- President Barack Obama's new "Computer Science for All" initiative, included in his 2017 budget proposal, calls for a $4 billion commitment to computer science education in K-12.
- The budget proposal also calls on the National Science Foundation and the Corporation for National and Community Service to spend upwards of $135 million on computer science-related teacher training.
- The White House is partnering with companies like Apple, Microsoft and Facebook to help launch the education initiative. The Cartoon Network is also spending $30 million on a campaign to attract young people to creative coding, the Dayton Business Journal reports.
The president's new initiative is likely thrilling to those in the soaring ed-tech industry, where investment last year reached a peak high of $1.85 billion, as such an initiative is sure to require new platforms and tools in the classroom.

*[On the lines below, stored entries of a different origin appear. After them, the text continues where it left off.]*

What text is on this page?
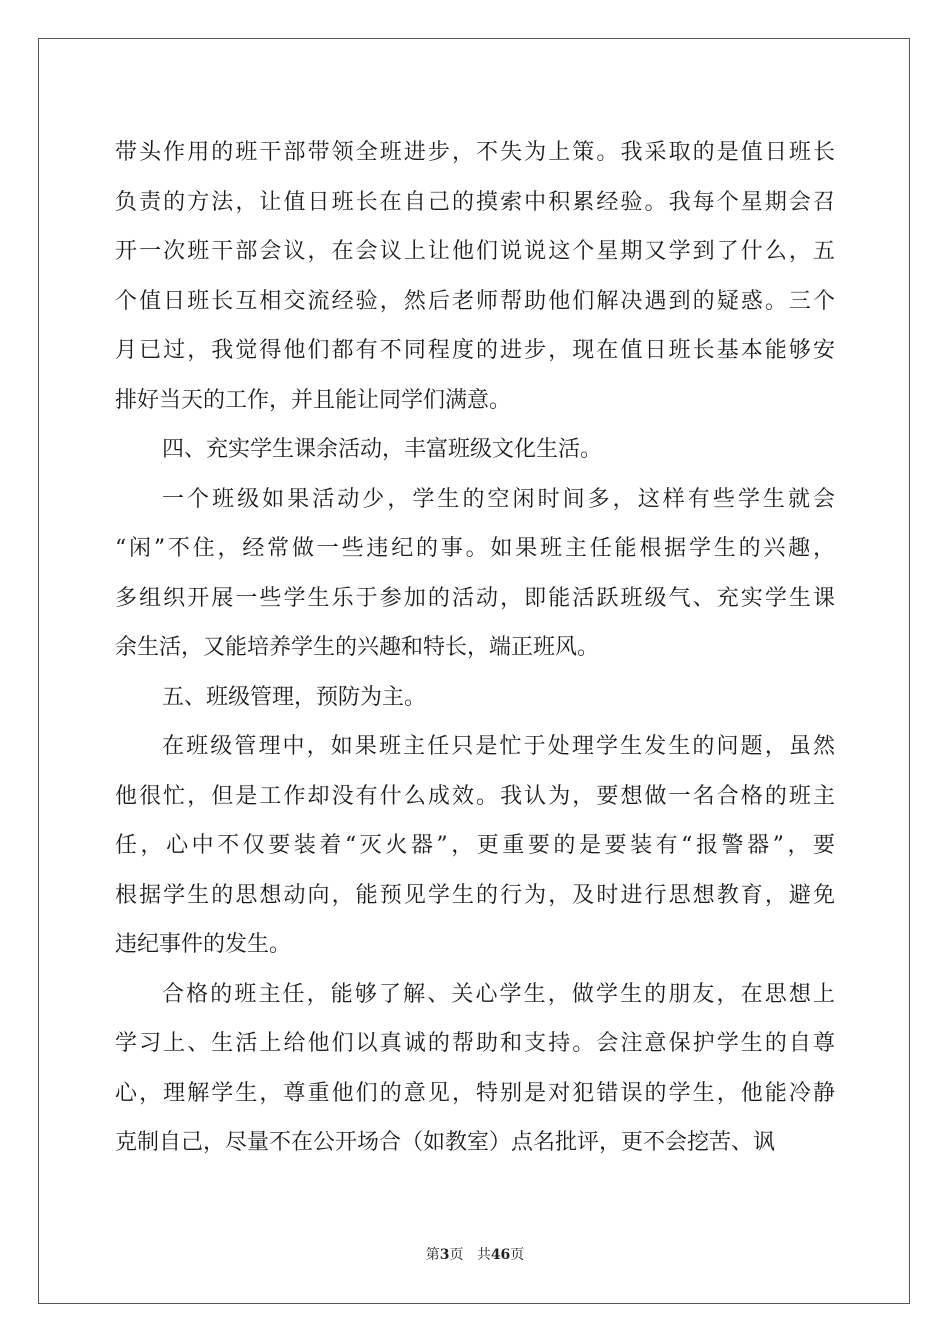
带头作用的班干部带领全班进步，不失为上策。我采取的是值日班长
负责的方法，让值日班长在自己的摸索中积累经验。我每个星期会召
开一次班干部会议，在会议上让他们说说这个星期又学到了什么，五
个值日班长互相交流经验，然后老师帮助他们解决遇到的疑惑。三个
月已过，我觉得他们都有不同程度的进步，现在值日班长基本能够安
排好当天的工作，并且能让同学们满意。
四、充实学生课余活动，丰富班级文化生活。
一个班级如果活动少，学生的空闲时间多，这样有些学生就会
“闲”不住，经常做一些违纪的事。如果班主任能根据学生的兴趣，
多组织开展一些学生乐于参加的活动，即能活跃班级气、充实学生课
余生活，又能培养学生的兴趣和特长，端正班风。
五、班级管理，预防为主。
在班级管理中，如果班主任只是忙于处理学生发生的问题，虽然
他很忙，但是工作却没有什么成效。我认为，要想做一名合格的班主
任，心中不仅要装着“灭火器”，更重要的是要装有“报警器”，要
根据学生的思想动向，能预见学生的行为，及时进行思想教育，避免
违纪事件的发生。
合格的班主任，能够了解、关心学生，做学生的朋友，在思想上
学习上、生活上给他们以真诚的帮助和支持。会注意保护学生的自尊
心，理解学生，尊重他们的意见，特别是对犯错误的学生，他能冷静
克制自己，尽量不在公开场合（如教室）点名批评，更不会挖苦、讽
第3页 共46页
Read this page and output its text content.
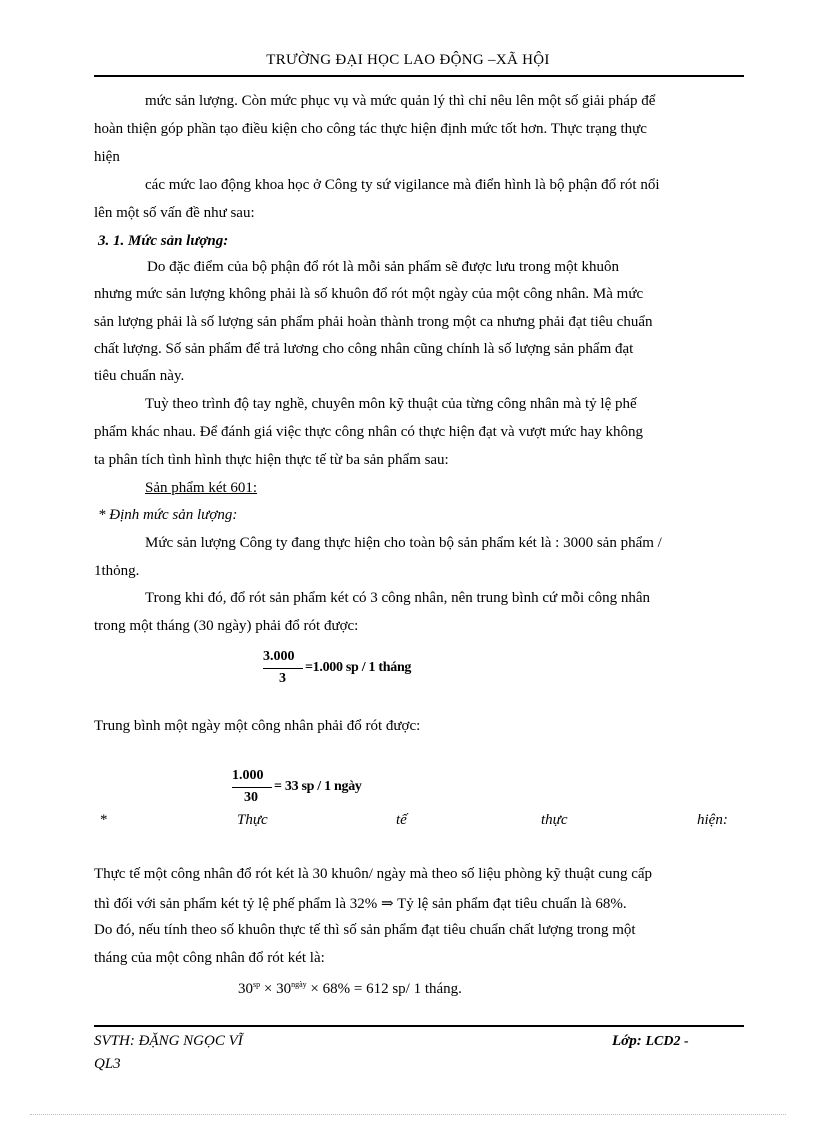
TRƯỜNG ĐẠI HỌC LAO ĐỘNG –XÃ HỘI
mức sản lượng. Còn mức phục vụ và mức quản lý thì chỉ nêu lên một số giải pháp để
hoàn thiện góp phần tạo điều kiện cho công tác thực hiện định mức tốt hơn. Thực trạng thực
hiện
các mức lao động khoa học ở Công ty sứ vigilance mà điển hình là bộ phận đổ rót nổi
lên một số vấn đề như sau:
3. 1. Mức sản lượng:
Do đặc điểm của bộ phận đổ rót là mỗi sản phẩm sẽ được lưu trong một khuôn
nhưng mức sản lượng không phải là số khuôn đổ rót một ngày của một công nhân. Mà mức
sản lượng phải là số lượng sản phẩm phải hoàn thành trong một ca nhưng phải đạt tiêu chuẩn
chất lượng. Số sản phẩm để trả lương cho công nhân cũng chính là số lượng sản phẩm đạt
tiêu chuẩn này.
Tuỳ theo trình độ tay nghề, chuyên môn kỹ thuật của từng công nhân mà tỷ lệ phế
phẩm khác nhau. Để đánh giá việc thực công nhân có thực hiện đạt và vượt mức hay không
ta phân tích tình hình thực hiện thực tế từ ba sản phẩm sau:
Sản phẩm két 601:
* Định mức sản lượng:
Mức sản lượng Công ty đang thực hiện cho toàn bộ sản phẩm két là : 3000 sản phẩm /
1thỏng.
Trong khi đó, đổ rót sản phẩm két có 3 công nhân, nên trung bình cứ mỗi công nhân
trong một tháng (30 ngày) phải đổ rót được:
3.000
3
=1.000 sp / 1 tháng
Trung bình một ngày một công nhân phải đổ rót được:
1.000
30
= 33 sp / 1 ngày
*	Thực	tế	thực	hiện:
Thực tế một công nhân đổ rót két là 30 khuôn/ ngày mà theo số liệu phòng kỹ thuật cung cấp
thì đối với sản phẩm két tỷ lệ phế phẩm là 32% ⇒ Tỷ lệ sản phẩm đạt tiêu chuẩn là 68%.
Do đó, nếu tính theo số khuôn thực tế thì số sản phẩm đạt tiêu chuẩn chất lượng trong một
tháng của một công nhân đổ rót két là:
$30^{sp} \times 30^{ngày} \times 68\% = 612$ sp/ 1 tháng.
SVTH: ĐẶNG NGỌC VĨ
QL3
Lớp: LCD2 -
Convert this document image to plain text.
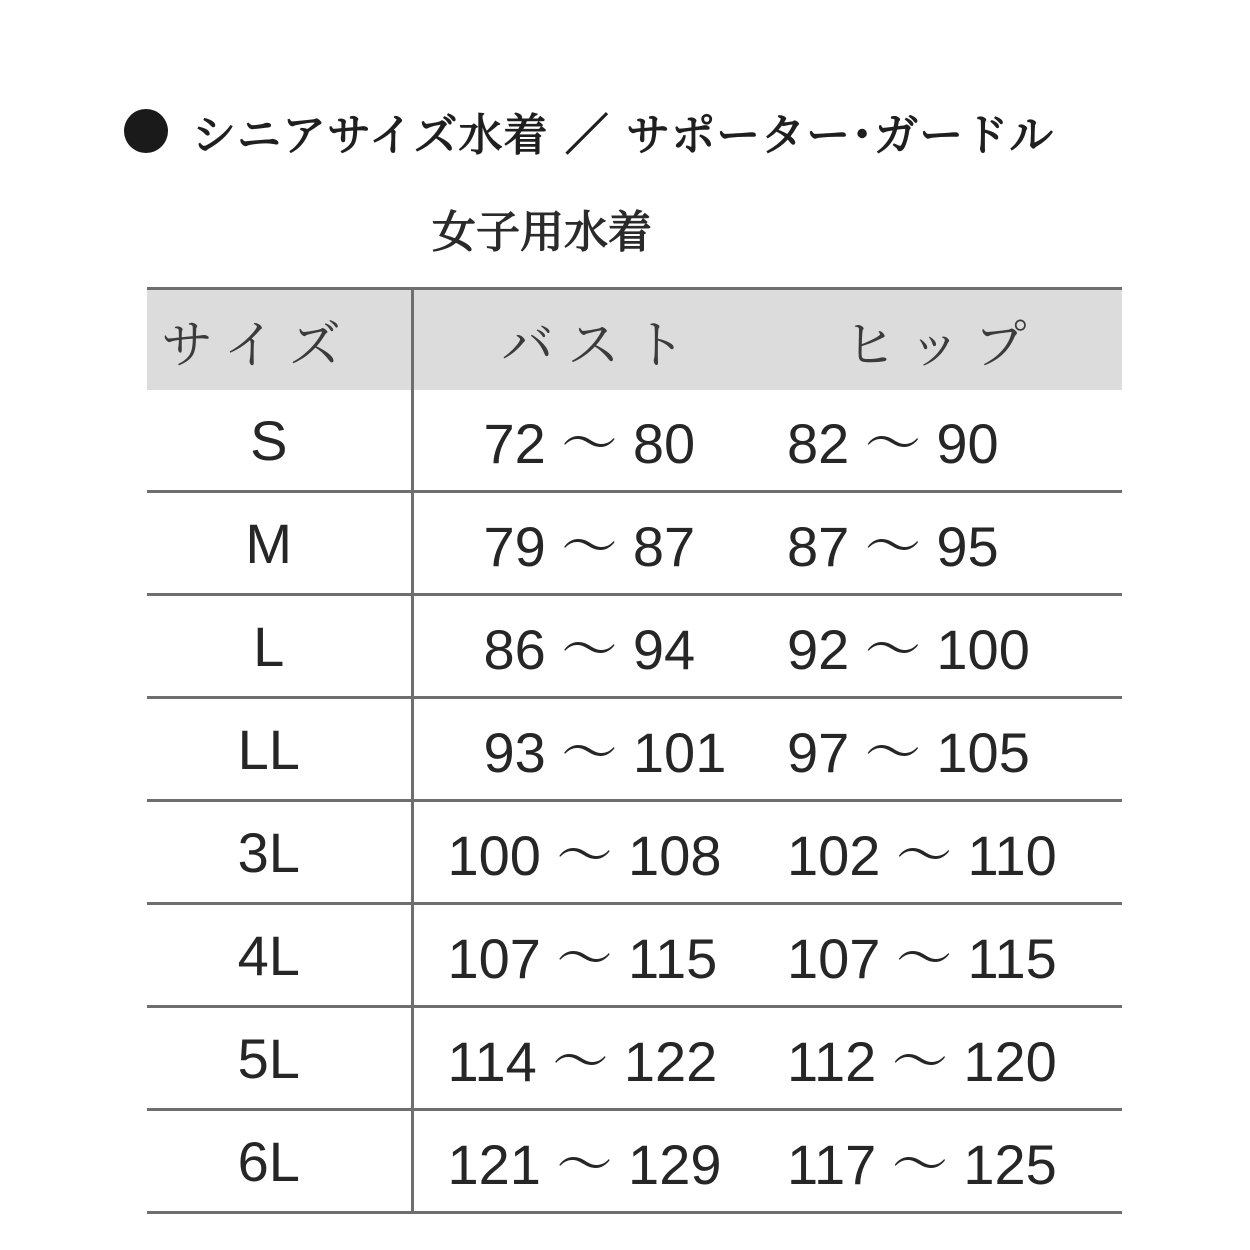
シニアサイズ水着 ／ サポーター･ガードル
女子用水着
サイズ	バスト	ヒップ
S	72 ～ 80	82 ～ 90
M	79 ～ 87	87 ～ 95
L	86 ～ 94	92 ～ 100
LL	93 ～ 101	97 ～ 105
3L	100 ～ 108	102 ～ 110
4L	107 ～ 115	107 ～ 115
5L	114 ～ 122	112 ～ 120
6L	121 ～ 129	117 ～ 125
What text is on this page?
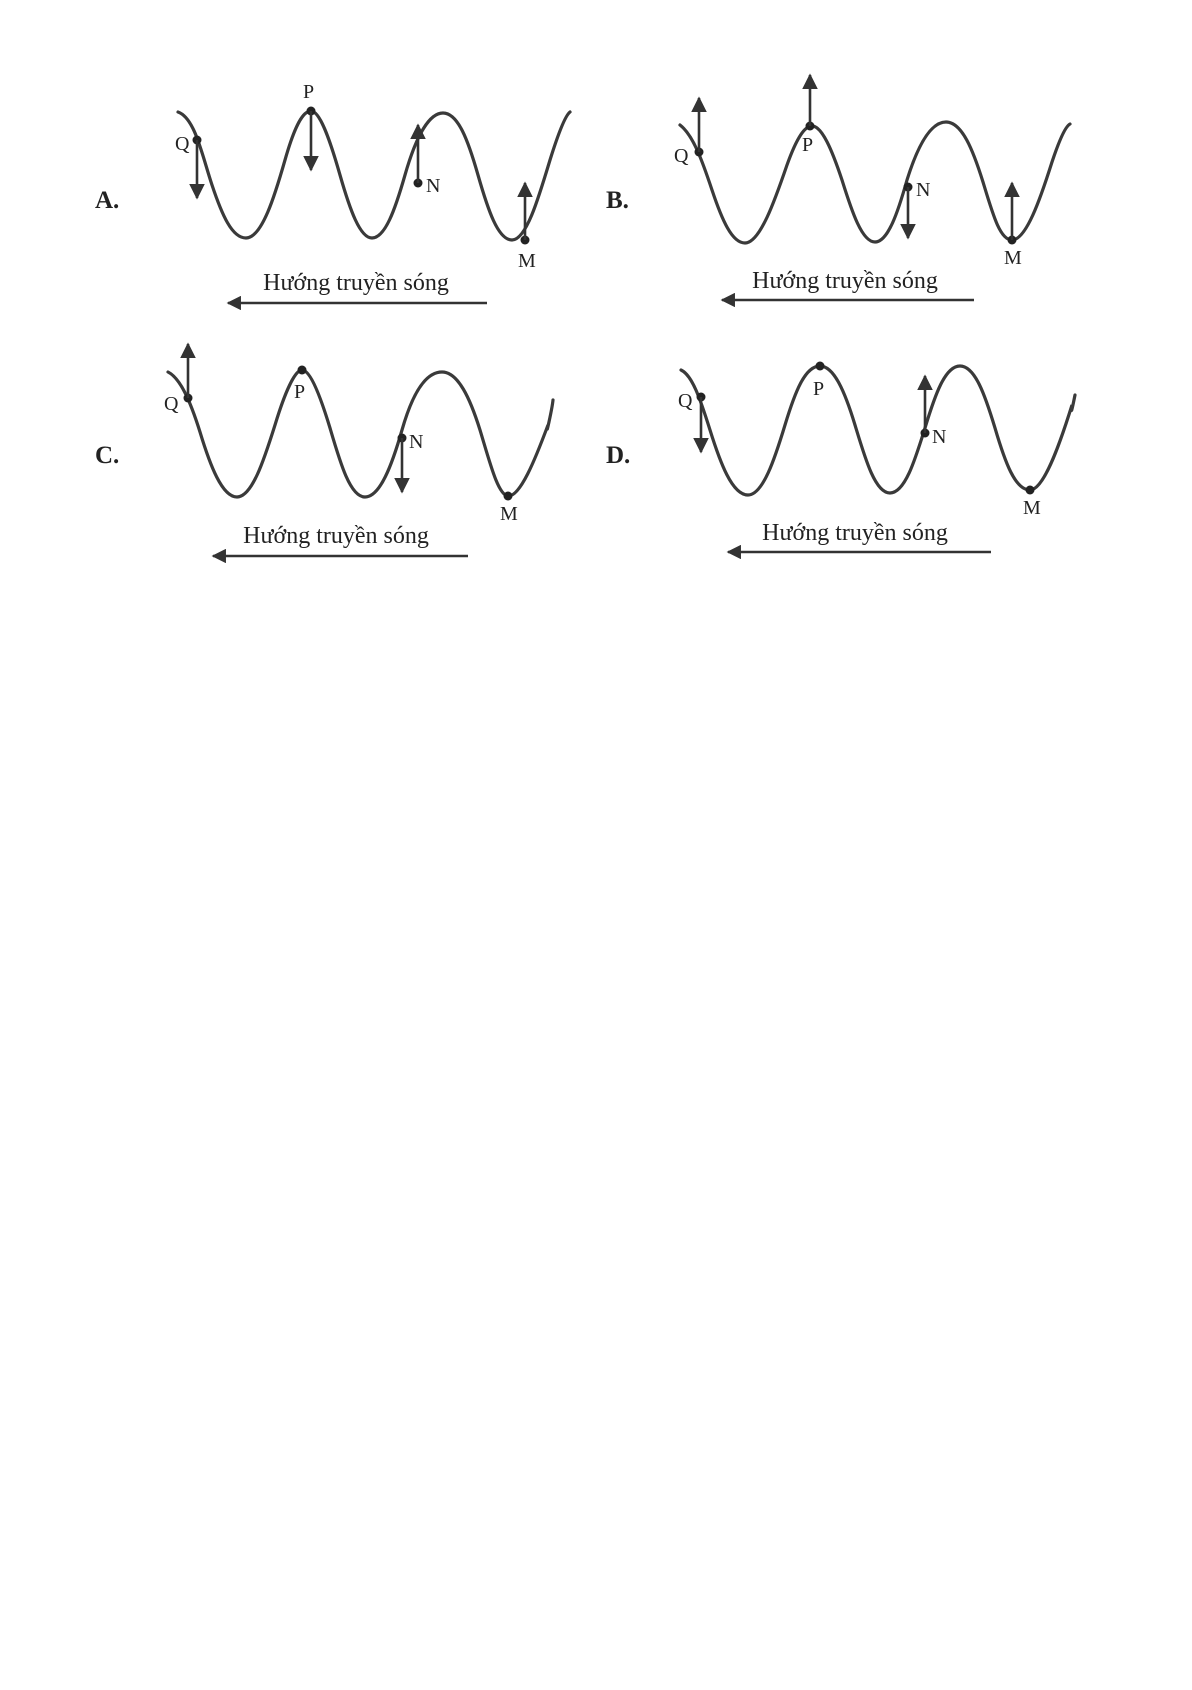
A.
Q
P
N
M
Hướng truyền sóng
B.
Q	P
N
M
Hướng truyền sóng
C.
Q
P
N
M
Hướng truyền sóng
D.
Q
P
N
M
Hướng truyền sóng
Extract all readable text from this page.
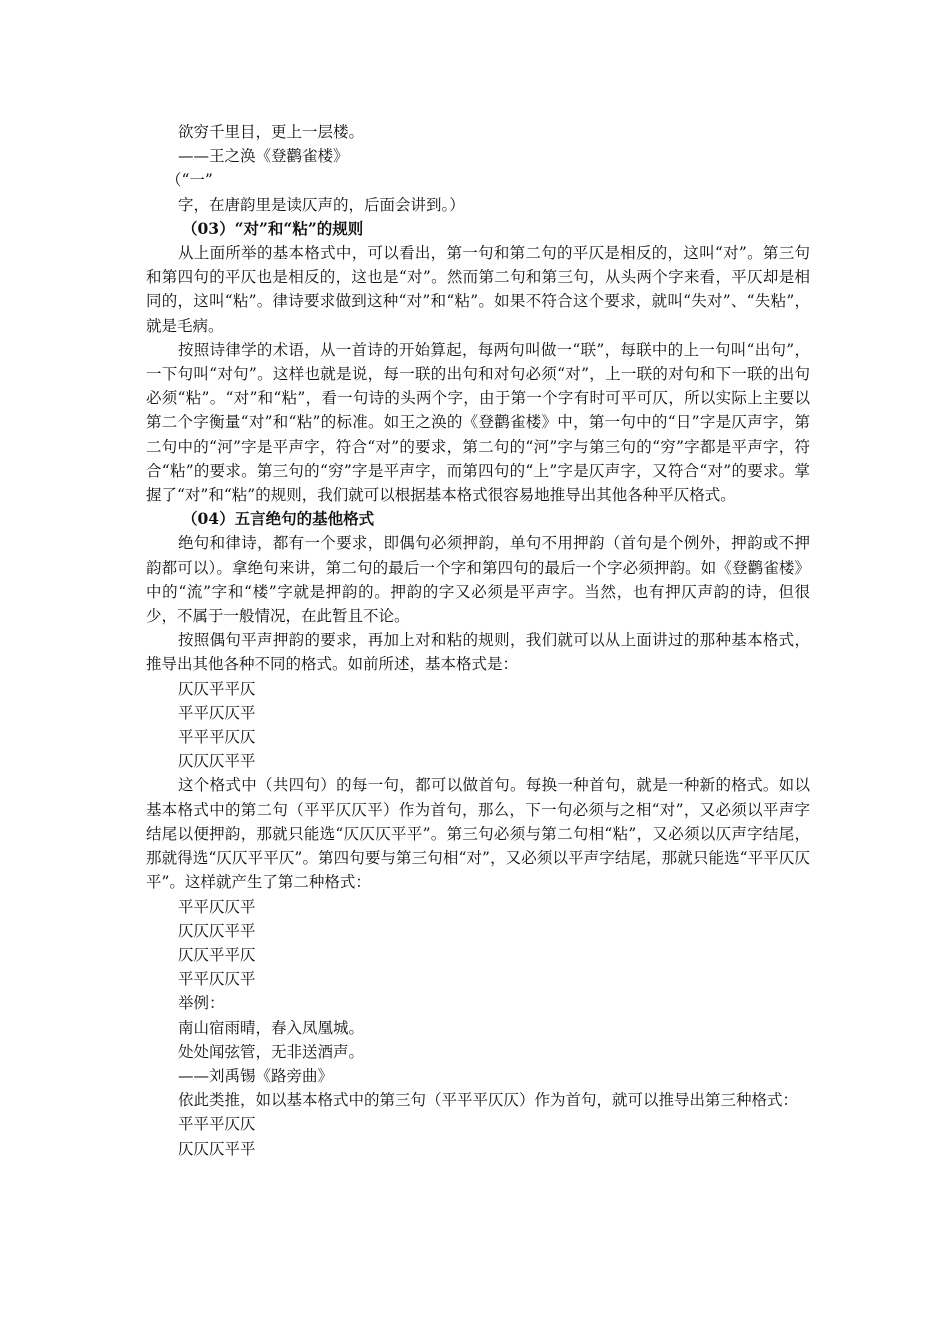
欲穷千里目，更上一层楼。
——王之涣《登鹳雀楼》
（“一”
字，在唐韵里是读仄声的，后面会讲到。）
（03）“对”和“粘”的规则
从上面所举的基本格式中，可以看出，第一句和第二句的平仄是相反的，这叫“对”。第三句和第四句的平仄也是相反的，这也是“对”。然而第二句和第三句，从头两个字来看，平仄却是相同的，这叫“粘”。律诗要求做到这种“对”和“粘”。如果不符合这个要求，就叫“失对”、“失粘”，就是毛病。
按照诗律学的术语，从一首诗的开始算起，每两句叫做一“联”，每联中的上一句叫“出句”，一下句叫“对句”。这样也就是说，每一联的出句和对句必须“对”，上一联的对句和下一联的出句必须“粘”。“对”和“粘”，看一句诗的头两个字，由于第一个字有时可平可仄，所以实际上主要以第二个字衡量“对”和“粘”的标准。如王之涣的《登鹳雀楼》中，第一句中的“日”字是仄声字，第二句中的“河”字是平声字，符合“对”的要求，第二句的“河”字与第三句的“穷”字都是平声字，符合“粘”的要求。第三句的“穷”字是平声字，而第四句的“上”字是仄声字，又符合“对”的要求。掌握了“对”和“粘”的规则，我们就可以根据基本格式很容易地推导出其他各种平仄格式。
（04）五言绝句的基他格式
绝句和律诗，都有一个要求，即偶句必须押韵，单句不用押韵（首句是个例外，押韵或不押韵都可以）。拿绝句来讲，第二句的最后一个字和第四句的最后一个字必须押韵。如《登鹳雀楼》中的“流”字和“楼”字就是押韵的。押韵的字又必须是平声字。当然，也有押仄声韵的诗，但很少，不属于一般情况，在此暂且不论。
按照偶句平声押韵的要求，再加上对和粘的规则，我们就可以从上面讲过的那种基本格式，推导出其他各种不同的格式。如前所述，基本格式是：
仄仄平平仄
平平仄仄平
平平平仄仄
仄仄仄平平
这个格式中（共四句）的每一句，都可以做首句。每换一种首句，就是一种新的格式。如以基本格式中的第二句（平平仄仄平）作为首句，那么，下一句必须与之相“对”，又必须以平声字结尾以便押韵，那就只能选“仄仄仄平平”。第三句必须与第二句相“粘”，又必须以仄声字结尾，那就得选“仄仄平平仄”。第四句要与第三句相“对”，又必须以平声字结尾，那就只能选“平平仄仄平”。这样就产生了第二种格式：
平平仄仄平
仄仄仄平平
仄仄平平仄
平平仄仄平
举例：
南山宿雨晴，春入凤凰城。
处处闻弦管，无非送酒声。
——刘禹锡《路旁曲》
依此类推，如以基本格式中的第三句（平平平仄仄）作为首句，就可以推导出第三种格式：
平平平仄仄
仄仄仄平平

The plan is focused on the future IT job market, where skilled IT professionals are well-paid and in high demand.
"Last year, there were more than 600,000 high-paying tech jobs across the United States that were unfilled, and by 2018, 51 percent of all STEM jobs are projected to be in computer science-related fields," according to a White House statement, the Business Journal reported.
The initiative also works to try and promote diversity in STEM, with small percentages of women, African-Americans and Latinos taking the AP Computer Science exam, according to the White House.
CIOs are under increasing pressure when it comes to finding technical talent and find it difficult to retain professionals who can sometimes seek higher salaries and a better work-life balance at other companies.